Unite warns government tax reforms could result in workers being taxed like millionaires

Unite, the UK’s largest union, has warned that government plans to crack down on bogus self-employment could result in tens of thousands of workers being taxed like millionaires. 

In his budget yesterday (Wednesday 22 November), the chancellor, Philip Hammond, announced that the government intended to reform “so-called off-payroll working rules” (known as IR35, payroll companies, personal service companies) in the private sector. 

In effect, this would mirror the reforms which came into effect in the public sector in April this year, and means that workers operating in the public sector cannot be self-employed. 

As a result of these reforms, rather than employ the affected workers on standard PAYE contracts, many have instead been moved onto umbrella company contracts. 

Umbrella company workers are on an effective tax rate of 46-47 pence in the pound on eligible earnings - a similar tax rate as the prime minister and her multi-millionaire chancellor. 

When the government introduced similar rules specifically for the construction industry in 2014, 400,000 workers were almost immediately moved to umbrella company contracts, and bogus self-employment in the sector has continued to increase. 

Unite assistant general secretary, Gail Cartmail, said: “In a bid to boost their flagging finances, the government is intent on pushing tens of thousands of workers into the misery of being employed by umbrella companies and taxed like millionaires. 

“Unite fully supports a crackdown on bogus self-employment which denies workers even the most basic employment rights, however, that should not result in workers being forced onto umbrella company contracts, where they suffer financial misery due to being treated as both employer and employee for tax. 

“The UK is crying out for substantial changes to the laws on employment status so that workers are either genuinely self-employed or are employees, with full employment rights. 

“The government must avoid introducing poorly thought out, piecemeal reforms, which are set to make a bad situation worse. 

“This is Robin Hood in reverse. Workers are being exploited because they have to pay their employer’s taxes.” 

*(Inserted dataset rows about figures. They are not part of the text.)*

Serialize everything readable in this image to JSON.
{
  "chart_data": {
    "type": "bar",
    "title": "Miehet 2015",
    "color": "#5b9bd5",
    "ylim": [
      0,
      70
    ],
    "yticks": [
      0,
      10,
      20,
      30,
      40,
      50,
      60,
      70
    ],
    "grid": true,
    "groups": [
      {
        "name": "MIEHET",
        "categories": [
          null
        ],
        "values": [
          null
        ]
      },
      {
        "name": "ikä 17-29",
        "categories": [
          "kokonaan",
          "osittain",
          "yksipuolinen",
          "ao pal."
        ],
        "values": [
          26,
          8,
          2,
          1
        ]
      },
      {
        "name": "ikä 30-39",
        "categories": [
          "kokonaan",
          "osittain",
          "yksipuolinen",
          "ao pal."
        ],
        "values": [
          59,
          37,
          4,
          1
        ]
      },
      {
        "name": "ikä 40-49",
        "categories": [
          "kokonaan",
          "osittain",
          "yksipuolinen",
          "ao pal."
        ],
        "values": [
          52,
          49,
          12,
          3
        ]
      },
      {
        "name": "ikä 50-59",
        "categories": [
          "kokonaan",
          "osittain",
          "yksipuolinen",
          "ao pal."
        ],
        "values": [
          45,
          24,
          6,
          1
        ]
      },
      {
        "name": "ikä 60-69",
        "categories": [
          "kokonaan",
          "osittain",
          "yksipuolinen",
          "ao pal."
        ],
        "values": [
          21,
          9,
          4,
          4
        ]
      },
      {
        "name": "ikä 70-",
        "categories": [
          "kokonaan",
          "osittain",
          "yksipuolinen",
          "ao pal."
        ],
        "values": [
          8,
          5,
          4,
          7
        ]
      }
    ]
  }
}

When a worker is employed via an umbrella company, their agreed rate of pay goes to the umbrella company pot. The first thing deducted is employers’ national insurance contributions (NICs) at 13.8 per cent, and the umbrella company fee (usually between £15 - £30 a week). Also, if the worker is contributing to an auto-enrolment pension scheme, the employer’s contributions are also deducted. 

From the remaining money, the standard employee NICs is deducted, as well as income tax. Holiday pay is usually rolled up into the rate, which means that workers receive a small amount each week, but nothing when they actually take leave. 

Umbrella company payslips are frequently so complex, that workers often have to seek expert assistance to understand all the deductions being taken from the rate they agreed for the job. 

While umbrella company contracts are not illegal, they are highly immoral. The government is unlikely to take action to outlaw umbrella companies, because unlike bogus self-employment, the exchequer maximises its tax revenue, through this system. 

The government has committed to consult on its proposals, and will publish its findings next year.